Image Credit : MattGush - iStock

Cahokia was the largest urban settlement to develop from the Mississippian culture, a mound-building pre-Columbian civilisation that developed in the Midwestern, Eastern, and South-eastern United States.

The area was first inhabited as early as the Late Archaic period around 1200 BC, but the original builders are believed to have settled in the region around AD 600-700 during the Late Woodland Period. Archaeological evidence suggests that the city was founded around AD 1050 in what is now western Illinois.

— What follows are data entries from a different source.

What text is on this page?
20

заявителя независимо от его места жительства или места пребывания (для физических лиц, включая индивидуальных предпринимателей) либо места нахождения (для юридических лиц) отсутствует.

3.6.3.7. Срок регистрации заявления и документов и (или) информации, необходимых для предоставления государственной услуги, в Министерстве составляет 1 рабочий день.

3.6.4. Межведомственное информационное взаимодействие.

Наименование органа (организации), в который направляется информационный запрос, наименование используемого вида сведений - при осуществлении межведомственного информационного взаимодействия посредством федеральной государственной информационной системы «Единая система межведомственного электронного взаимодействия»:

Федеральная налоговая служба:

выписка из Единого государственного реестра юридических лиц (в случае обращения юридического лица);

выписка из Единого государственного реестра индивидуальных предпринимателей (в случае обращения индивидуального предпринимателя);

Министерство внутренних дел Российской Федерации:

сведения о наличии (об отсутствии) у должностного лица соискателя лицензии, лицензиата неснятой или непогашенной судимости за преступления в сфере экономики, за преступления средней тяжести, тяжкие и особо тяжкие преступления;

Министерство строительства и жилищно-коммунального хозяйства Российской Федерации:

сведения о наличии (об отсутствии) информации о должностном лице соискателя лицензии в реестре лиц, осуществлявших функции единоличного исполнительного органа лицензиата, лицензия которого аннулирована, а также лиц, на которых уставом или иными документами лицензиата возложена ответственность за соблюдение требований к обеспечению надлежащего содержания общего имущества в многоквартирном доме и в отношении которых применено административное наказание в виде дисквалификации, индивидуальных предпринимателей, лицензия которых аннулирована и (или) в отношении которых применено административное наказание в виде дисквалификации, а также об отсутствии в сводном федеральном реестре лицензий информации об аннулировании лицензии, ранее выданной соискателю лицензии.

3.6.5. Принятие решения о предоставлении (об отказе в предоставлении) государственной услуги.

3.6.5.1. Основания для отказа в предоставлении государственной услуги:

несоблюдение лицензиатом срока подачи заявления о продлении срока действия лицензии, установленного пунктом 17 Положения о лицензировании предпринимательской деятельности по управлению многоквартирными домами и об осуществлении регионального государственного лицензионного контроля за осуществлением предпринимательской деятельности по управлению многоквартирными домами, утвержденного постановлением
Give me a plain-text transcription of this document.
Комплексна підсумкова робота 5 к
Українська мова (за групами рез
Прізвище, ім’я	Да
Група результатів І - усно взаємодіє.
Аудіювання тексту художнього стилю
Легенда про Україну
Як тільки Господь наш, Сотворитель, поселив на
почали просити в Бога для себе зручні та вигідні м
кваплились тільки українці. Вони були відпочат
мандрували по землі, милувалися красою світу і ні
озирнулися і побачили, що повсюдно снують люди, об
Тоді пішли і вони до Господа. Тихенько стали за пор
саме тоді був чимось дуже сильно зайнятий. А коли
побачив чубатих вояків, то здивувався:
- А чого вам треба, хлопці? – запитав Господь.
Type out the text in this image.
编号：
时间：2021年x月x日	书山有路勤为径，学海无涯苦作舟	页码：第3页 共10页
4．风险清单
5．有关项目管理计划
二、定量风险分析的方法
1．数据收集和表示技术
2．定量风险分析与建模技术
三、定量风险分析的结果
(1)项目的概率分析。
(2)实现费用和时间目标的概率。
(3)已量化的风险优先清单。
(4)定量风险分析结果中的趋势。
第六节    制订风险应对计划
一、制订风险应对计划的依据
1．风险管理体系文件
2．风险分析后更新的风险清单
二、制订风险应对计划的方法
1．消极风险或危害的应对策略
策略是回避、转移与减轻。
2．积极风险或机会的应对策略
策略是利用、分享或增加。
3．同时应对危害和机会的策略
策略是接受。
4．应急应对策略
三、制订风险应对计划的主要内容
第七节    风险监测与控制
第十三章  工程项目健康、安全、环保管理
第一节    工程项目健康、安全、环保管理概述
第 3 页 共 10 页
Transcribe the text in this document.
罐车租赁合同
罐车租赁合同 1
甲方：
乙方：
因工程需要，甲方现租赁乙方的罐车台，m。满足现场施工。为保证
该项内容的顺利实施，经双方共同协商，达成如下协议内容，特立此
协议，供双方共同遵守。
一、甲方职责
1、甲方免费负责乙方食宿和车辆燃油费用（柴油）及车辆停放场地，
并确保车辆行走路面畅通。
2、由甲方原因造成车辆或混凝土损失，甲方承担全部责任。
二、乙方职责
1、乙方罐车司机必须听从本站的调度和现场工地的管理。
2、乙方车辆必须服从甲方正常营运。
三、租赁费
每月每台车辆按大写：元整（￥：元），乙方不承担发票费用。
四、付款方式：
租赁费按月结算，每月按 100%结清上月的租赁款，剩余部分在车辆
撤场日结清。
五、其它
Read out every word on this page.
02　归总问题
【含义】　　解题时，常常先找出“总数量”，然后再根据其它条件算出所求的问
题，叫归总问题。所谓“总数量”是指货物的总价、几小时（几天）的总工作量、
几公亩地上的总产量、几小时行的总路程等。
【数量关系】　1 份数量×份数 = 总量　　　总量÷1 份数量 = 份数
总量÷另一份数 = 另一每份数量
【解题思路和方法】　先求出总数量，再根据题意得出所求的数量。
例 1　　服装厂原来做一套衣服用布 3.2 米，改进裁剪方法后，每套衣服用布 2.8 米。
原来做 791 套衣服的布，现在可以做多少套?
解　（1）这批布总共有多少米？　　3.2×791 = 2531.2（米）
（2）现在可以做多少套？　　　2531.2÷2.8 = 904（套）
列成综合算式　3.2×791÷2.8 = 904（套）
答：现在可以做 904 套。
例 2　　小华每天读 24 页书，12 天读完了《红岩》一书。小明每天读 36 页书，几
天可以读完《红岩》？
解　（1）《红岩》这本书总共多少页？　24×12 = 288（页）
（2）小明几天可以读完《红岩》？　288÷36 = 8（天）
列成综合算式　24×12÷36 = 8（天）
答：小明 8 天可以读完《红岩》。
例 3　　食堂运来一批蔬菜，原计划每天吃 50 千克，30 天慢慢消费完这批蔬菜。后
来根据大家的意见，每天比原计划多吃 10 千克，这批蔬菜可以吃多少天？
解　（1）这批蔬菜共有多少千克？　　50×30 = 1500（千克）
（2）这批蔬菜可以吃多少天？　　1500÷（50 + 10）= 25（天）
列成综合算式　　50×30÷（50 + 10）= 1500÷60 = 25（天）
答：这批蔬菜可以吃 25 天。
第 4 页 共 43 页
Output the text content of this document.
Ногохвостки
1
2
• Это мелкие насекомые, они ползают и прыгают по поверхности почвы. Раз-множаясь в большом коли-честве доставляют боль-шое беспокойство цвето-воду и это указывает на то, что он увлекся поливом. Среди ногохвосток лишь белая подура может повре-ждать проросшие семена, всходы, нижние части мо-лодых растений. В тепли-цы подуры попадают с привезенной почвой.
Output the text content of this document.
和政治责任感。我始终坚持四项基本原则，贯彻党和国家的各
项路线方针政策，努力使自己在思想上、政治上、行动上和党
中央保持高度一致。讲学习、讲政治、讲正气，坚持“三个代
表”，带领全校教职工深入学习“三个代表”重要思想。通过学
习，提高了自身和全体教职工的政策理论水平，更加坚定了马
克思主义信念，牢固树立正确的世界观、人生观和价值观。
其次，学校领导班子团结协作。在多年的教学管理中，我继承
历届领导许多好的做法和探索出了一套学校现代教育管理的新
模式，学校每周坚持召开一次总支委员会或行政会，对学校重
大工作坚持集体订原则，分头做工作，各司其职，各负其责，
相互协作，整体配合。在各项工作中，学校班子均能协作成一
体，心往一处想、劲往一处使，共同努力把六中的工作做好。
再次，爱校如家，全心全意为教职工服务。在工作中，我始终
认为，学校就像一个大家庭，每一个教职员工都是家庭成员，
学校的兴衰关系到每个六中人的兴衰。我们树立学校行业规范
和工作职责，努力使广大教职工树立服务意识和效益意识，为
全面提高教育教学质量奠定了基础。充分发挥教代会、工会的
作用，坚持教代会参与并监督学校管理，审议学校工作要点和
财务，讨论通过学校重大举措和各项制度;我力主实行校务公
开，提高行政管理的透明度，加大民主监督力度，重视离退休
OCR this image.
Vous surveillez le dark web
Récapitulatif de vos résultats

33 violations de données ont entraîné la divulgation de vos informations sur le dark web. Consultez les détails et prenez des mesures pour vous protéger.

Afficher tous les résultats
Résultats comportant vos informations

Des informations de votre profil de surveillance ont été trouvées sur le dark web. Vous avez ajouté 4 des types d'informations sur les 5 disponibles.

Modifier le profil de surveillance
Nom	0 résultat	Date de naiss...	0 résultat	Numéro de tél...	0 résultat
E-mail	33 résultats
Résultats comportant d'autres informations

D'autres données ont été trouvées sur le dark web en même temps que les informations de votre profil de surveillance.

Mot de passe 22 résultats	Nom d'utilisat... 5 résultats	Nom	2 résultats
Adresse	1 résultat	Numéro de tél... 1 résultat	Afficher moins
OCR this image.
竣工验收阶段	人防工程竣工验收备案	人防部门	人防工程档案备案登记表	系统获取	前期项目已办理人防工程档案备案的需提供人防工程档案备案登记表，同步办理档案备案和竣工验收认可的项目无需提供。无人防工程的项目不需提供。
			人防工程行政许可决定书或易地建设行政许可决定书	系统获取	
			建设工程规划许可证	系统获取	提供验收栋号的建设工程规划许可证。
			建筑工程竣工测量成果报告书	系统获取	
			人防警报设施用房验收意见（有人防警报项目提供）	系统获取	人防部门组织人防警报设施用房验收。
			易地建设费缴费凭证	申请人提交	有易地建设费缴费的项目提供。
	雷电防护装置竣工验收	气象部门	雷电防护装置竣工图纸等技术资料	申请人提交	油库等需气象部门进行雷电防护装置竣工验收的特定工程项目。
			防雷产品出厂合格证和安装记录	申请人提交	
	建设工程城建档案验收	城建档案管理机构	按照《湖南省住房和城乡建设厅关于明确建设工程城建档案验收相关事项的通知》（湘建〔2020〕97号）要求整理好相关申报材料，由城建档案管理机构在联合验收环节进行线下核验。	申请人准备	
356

At its peak, Cahokia was the largest urban centre north of the Mesoamerican civilisations of Central America and home to a population of up to 20,000 inhabitants, although the extent of the population at its highest is still disputed.

The city covered an area between six to nine square miles, notably larger than many contemporary European cities such as London, which during the same period was just 1.12 square miles. The inhabitants constructed 120 earthen mounds, ranging in size and shape from raised platforms, conical, and ridge-top designs that involved moving 55 million cubic feet of earth over a period several decades.

Image Credit : JL Jahn – Shutterstock

They constructed ceremonial plazas, situated around the mounds that were interconnected with pathways, courtyards and thousands of dwellings made from wattle and daub, with outlying farming villages that supported the main urban centre.

The largest structure at Cahokia is “Monks Mound” (named after a community of Trappist monks who settled on the mound) which is a 290-metre-tall platform with four terraces that was built around AD 900–955. The perimeter of the base of Monks Mound measures similar in size to the Great Pyramid of Giza and is notably larger than the base of the Pyramid of the Sun at Teotihuacan.

Surrounding the main precinct was a defensive wooden palisade measuring 2 miles in length with watchtowers, that was built around the year AD 1200. Although there is no archaeological evidence of conflict, some theories suggest that the defences were built for ritual or societal separation rather than for military purposes.

Cahokia began to decline by the 13th century and was mysteriously abandoned around AD 1300-1350. Scholars have suggested that environmental factors such as flooding, or deforestation led to an exhaustion of natural resources.

In 1982, UNESCO (the United Nations Educational, Scientific and Cultural Organisation) designated the site a World Heritage Site.